Was Comics können (Teil 7): Blankets von Craig Thompson
Craig Thompsons Blankets erzählt die Bildungsgeschichte eines Künstlers anhand von Decken. Gelungen ist ihm damit ein vielschichtiges Comic über das Erwachsenwerden, die Zwänge der Religion, die befreiende Kraft der Liebe und die Möglichkeiten der Kunst. Ein Interpretationsversuch.
Blankets – ein seltsamer Titel. In diesem Comic geht es fast 600 Seiten lang um Familie, Kindheit und eine Brüderbeziehung, Adoleszenz und Teenagerliebe, um Religion und Selbstfindung. Und dem Autor und Zeichner Craig Thompson fällt nichts besseres ein, als Blankets auf den Buchdeckel zu schreiben.
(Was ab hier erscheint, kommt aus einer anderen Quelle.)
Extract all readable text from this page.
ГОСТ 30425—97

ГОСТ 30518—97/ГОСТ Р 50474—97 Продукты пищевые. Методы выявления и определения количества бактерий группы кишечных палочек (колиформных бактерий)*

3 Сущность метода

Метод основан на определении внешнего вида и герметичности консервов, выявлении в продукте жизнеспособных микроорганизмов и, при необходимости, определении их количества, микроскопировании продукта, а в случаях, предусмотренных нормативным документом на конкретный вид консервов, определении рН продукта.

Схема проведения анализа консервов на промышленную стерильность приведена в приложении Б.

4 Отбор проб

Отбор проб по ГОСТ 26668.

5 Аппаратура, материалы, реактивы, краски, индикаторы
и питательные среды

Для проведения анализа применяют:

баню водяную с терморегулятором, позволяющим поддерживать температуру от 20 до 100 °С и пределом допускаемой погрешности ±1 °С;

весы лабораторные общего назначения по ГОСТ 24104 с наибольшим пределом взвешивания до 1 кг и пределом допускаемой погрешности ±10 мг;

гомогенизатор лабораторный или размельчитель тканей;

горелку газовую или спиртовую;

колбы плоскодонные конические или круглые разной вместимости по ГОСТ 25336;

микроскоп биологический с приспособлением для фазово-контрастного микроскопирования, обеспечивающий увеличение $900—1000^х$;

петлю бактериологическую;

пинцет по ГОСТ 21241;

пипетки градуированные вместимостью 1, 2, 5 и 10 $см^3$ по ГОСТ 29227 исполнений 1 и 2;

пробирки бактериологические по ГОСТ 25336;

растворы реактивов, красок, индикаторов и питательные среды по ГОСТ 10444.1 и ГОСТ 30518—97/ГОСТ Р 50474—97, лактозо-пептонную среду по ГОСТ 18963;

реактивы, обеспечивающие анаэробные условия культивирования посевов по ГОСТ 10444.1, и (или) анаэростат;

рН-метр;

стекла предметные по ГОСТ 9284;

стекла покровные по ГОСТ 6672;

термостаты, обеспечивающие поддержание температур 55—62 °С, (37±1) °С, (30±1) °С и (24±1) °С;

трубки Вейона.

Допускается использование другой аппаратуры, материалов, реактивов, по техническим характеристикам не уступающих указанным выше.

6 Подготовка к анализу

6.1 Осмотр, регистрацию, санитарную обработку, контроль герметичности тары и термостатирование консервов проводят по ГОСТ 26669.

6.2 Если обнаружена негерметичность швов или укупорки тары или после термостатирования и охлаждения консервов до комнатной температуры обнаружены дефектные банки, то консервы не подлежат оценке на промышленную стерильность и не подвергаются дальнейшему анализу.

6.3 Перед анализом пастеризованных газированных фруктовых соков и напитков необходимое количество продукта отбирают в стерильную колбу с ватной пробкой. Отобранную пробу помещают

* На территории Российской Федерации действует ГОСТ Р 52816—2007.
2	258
Doch beim Lesen des Comics wird nicht nur der Sinn des Titels klar, der Titel eröffnet auch dem Buch einen tieferen Sinn. Das ist wohl auch der Grund dafür, warum der Comic im Deutschen nicht „Decken“ heißt. Denn in Blankets steckt nicht nur die Adjektive flach oder leer, sondern auch das französische Wort blanc, weiß. Und das wiederum verweist auf die Motive des Comics. Aber eins der Reihe nach, fangen wir zuerst mit der wörtlichen Bedeutung an.
Es gibt zunächst zwei Decken in diesem Buch: Die eine ist die, die sich die Brüder Craig und Phil in ihrem gemeinsamen Kinderbett teilen. Genau genommen sind es mehrere Decken, vor allem wenn der lange und strenge Winter in Wisconsin einbricht und das schlecht isolierte Haus die Kinder nachts frieren lässt. Die Kinder zanken sich um die Decken, gehen einander auf die Nerven, doch als sie irgendwann getrennt schlafen dürfen, kriechen sie wieder zueinander ins Bett. Nicht nur weil es wärmer ist. Das Bett ist auch immer für Spiele gut, man kann so tun, als wäre es ein Boot und die Decke das Wasser – oder man macht daraus eine Höhle, in der man sich vor dem imaginären Regen verkriechen kann.